Monday, July 28, 2014

Parent FAQs : My child/ baby has a flat / abnormal shaped head, what should I do?

This is a fairly common concern in the OPD practice of a pediatrician. 
Question: My child/ baby has a flat / abnormal shaped head, what should I do?
The answer is NOTHING. In most cases as the baby's brain develops and the skull size increases the shape of the head improves.
The reason for the abnormal shape in most normal infants is due to the posture that they adopt while they are inside the uterus, during pregnancy. 
In the west, specially designed helmets have been used, however a recent article seems to suggest that these are not likely to be of much benefit.
Here is the study as quoted on the AAP (American Academy of Pediatrics) website

Helmets no better than natural course for skull deformity

  1. Carla Kemp, Senior Editor
No differences were found in the use of helmets to treat positional skull deformation compared to allowing the condition to follow its natural course, according to a randomized, controlled trial of 84 infants with moderate to severe skull deformation.

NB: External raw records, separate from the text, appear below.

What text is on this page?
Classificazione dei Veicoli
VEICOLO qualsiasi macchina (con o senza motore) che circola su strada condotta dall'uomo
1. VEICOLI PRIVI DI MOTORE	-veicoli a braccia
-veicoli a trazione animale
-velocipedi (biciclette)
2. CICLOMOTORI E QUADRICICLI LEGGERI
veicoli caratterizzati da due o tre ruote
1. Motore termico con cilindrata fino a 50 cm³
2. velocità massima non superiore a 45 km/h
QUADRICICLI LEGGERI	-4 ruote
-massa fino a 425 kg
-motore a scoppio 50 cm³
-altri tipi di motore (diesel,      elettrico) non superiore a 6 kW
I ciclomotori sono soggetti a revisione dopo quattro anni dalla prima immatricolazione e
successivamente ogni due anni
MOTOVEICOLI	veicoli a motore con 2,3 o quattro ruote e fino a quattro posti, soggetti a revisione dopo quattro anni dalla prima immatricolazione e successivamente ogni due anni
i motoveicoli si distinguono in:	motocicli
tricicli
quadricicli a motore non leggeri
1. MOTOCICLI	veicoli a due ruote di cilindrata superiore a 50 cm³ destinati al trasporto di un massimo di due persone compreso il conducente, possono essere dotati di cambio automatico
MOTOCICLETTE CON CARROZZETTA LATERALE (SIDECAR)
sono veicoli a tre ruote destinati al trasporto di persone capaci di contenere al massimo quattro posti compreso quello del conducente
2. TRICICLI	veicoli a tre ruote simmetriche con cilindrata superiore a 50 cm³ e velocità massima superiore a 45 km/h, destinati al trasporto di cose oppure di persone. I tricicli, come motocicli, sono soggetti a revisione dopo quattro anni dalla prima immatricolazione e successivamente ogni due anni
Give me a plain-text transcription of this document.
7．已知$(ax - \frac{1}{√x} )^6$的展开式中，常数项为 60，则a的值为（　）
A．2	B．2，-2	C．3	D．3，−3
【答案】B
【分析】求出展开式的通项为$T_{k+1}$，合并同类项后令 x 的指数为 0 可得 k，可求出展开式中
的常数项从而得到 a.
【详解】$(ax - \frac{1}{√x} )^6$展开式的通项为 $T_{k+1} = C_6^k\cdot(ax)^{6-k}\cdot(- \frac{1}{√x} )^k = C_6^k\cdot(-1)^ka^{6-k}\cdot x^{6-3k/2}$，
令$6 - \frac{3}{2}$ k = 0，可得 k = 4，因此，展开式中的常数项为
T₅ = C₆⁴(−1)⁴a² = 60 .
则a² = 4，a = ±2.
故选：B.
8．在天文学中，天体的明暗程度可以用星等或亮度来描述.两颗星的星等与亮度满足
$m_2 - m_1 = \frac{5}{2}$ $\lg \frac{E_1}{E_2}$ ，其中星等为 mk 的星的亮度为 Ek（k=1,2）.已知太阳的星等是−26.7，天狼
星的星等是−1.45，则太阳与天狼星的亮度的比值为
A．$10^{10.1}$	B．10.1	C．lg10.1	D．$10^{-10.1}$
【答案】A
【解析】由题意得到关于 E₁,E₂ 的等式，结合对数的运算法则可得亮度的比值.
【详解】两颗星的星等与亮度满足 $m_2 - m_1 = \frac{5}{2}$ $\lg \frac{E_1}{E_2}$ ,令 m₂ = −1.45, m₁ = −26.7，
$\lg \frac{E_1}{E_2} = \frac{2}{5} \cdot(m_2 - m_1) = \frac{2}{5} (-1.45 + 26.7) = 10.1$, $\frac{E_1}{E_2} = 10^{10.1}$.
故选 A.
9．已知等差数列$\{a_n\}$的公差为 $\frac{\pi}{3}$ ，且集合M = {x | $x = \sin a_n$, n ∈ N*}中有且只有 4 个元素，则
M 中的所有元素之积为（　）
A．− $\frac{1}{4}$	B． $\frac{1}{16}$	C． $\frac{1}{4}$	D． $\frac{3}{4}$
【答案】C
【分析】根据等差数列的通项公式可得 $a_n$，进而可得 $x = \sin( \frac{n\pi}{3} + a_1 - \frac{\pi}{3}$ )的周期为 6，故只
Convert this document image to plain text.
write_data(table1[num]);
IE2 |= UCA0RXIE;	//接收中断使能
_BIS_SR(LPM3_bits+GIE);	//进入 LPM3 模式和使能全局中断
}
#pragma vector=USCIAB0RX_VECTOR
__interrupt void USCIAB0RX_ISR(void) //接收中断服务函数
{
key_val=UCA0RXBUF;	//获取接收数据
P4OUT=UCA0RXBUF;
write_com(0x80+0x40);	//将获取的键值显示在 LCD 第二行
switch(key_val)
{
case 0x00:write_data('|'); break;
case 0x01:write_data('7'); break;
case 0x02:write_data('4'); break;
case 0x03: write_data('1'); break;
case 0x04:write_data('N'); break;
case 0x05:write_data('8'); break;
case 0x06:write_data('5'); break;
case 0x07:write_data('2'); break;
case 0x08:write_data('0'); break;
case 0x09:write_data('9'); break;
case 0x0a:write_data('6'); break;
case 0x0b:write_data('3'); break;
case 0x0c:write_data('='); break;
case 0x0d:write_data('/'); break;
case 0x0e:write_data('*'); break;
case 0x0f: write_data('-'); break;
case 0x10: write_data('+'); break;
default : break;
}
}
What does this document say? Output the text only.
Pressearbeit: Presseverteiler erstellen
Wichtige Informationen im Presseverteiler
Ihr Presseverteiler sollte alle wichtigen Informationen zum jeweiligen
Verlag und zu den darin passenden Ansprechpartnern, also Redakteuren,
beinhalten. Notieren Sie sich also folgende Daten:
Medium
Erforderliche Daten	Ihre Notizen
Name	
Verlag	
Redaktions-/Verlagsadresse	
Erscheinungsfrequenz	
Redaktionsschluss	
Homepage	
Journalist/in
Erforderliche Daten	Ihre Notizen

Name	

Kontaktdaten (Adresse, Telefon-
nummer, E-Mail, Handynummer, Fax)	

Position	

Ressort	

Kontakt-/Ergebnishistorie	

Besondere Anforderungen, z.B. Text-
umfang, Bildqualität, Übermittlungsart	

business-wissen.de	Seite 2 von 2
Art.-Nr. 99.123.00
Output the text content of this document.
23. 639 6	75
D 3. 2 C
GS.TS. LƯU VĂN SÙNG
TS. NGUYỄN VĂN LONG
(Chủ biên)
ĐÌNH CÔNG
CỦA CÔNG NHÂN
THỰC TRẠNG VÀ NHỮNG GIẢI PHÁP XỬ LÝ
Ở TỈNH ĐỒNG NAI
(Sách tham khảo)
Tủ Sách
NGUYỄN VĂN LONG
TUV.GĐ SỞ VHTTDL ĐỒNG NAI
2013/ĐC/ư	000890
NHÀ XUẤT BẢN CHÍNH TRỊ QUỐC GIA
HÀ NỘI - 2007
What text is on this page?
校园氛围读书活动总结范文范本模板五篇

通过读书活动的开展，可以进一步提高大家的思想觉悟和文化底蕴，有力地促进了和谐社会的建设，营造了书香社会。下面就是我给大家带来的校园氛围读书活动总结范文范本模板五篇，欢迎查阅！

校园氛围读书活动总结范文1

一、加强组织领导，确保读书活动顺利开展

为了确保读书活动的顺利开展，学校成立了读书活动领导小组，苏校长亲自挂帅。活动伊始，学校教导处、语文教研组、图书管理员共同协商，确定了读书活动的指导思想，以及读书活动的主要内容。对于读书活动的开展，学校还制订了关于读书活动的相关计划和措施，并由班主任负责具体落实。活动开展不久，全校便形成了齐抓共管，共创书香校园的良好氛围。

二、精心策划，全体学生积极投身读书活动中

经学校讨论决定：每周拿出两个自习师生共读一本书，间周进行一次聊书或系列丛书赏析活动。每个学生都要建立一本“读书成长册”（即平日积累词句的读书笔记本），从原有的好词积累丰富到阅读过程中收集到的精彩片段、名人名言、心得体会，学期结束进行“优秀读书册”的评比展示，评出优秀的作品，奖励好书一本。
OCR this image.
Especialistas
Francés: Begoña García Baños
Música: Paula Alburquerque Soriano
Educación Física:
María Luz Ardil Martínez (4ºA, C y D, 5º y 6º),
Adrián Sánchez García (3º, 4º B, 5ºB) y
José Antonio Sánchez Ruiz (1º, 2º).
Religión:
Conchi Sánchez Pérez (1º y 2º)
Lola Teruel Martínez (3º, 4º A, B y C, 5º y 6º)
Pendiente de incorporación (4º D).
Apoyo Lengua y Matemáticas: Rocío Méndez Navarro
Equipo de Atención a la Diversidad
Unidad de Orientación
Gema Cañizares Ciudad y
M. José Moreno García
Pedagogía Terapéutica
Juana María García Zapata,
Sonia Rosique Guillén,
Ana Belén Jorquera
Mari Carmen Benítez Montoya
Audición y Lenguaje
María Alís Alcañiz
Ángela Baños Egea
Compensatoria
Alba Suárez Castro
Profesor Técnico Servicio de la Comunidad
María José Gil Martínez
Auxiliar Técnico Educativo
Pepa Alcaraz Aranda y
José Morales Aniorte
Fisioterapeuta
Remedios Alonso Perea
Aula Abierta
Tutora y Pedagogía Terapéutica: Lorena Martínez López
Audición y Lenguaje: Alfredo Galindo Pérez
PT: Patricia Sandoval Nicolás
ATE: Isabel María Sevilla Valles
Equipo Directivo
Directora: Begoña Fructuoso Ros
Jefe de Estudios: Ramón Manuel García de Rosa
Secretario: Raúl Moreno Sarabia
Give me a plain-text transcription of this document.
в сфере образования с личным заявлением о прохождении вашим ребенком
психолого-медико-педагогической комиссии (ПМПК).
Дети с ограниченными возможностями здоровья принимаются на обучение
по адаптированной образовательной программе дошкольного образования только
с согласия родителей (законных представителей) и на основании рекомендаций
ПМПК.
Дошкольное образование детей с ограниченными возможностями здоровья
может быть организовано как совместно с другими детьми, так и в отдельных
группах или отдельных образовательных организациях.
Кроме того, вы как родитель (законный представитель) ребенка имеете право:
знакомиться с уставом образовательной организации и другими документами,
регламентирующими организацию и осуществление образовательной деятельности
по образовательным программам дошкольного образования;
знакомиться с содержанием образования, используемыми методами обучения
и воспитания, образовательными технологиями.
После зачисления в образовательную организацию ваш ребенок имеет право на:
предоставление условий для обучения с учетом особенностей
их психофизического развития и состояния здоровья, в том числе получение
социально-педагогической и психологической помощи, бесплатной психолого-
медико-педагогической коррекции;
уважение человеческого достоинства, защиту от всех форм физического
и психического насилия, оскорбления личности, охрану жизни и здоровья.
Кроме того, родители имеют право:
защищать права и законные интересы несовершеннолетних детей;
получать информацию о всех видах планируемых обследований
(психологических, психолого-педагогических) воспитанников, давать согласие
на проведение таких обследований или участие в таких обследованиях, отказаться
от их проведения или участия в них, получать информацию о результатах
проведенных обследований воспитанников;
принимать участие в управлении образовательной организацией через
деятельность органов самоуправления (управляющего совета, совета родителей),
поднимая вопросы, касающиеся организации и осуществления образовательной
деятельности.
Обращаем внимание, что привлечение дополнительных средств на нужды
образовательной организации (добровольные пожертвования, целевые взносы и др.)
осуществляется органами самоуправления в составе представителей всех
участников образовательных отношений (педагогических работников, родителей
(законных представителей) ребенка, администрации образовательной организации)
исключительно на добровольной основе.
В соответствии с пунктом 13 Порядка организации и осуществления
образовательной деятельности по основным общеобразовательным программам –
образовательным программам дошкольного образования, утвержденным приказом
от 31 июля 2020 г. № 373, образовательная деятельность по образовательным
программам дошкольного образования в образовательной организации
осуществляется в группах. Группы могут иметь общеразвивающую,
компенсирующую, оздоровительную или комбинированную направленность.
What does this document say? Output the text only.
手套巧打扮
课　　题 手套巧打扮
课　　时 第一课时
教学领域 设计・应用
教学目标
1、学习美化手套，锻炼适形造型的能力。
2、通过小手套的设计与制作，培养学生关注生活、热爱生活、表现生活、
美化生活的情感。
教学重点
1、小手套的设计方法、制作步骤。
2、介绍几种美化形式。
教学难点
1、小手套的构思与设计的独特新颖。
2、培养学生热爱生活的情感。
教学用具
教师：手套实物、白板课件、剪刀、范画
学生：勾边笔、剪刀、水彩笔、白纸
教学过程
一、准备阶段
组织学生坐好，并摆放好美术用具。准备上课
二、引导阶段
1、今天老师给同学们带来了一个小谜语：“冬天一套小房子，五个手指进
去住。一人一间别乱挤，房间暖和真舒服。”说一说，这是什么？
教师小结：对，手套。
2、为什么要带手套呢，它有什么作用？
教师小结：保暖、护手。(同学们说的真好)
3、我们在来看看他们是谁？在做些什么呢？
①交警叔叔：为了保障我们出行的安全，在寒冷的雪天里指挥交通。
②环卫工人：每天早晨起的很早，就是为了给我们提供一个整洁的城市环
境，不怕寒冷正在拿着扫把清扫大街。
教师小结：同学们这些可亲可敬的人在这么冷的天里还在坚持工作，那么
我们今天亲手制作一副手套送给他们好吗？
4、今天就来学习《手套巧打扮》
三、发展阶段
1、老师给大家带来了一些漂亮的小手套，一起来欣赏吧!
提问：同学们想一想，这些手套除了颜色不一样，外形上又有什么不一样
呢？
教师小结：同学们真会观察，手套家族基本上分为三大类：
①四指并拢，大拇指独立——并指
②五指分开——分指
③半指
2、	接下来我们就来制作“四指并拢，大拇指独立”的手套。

Side effects were common among infants who wore orthotic helmets to treat plagiocephaly and brachycephaly, while changes in skull shape were similar to those who received no treatment, according to a recent study.
The incidence of plagiocephaly and brachycephaly has increased since the Back to Sleep campaign recommended putting infants to sleep in the supine position to prevent sudden infant death syndrome. Orthotic helmets may be recommended if skull deformation persists at 6 months of age. However, long-term data are lacking on the effectiveness of helmets.
This study compared changes in skull shape among infants who received helmet therapy for six months compared with those who received no treatment for positional skull deformation. Secondary outcomes included side effects of therapy, motor development and parental satisfaction.
Infants were eligible to participate if they were ages 5-6 months, born after 36 weeks’ gestation, and had no muscular torticollis, craniosynostosis or dysmorphic features. At 8, 12 and 24 months of age, pediatric physiotherapists performed anthropometric measurement of skull shape and assessed motor skills.
Results showed both the plagiocephaly and brachycephaly change scores were not significantly different between the two groups. Full recovery was comparable in both groups (26% of the helmet group and 23% of the natural course group).
No differences were seen with motor development between the two groups, and parents of both groups reported high satisfaction with their child’s skull shape at 24 months. All parents of infants in the helmet group reported at least one side effect, including problems with the baby accepting the helmet, skin irritation and pain.
The authors discourage the use of helmet therapy as standard treatment for healthy infants with moderate to severe skull deformation and recommend larger studies be conducted to confirm their results."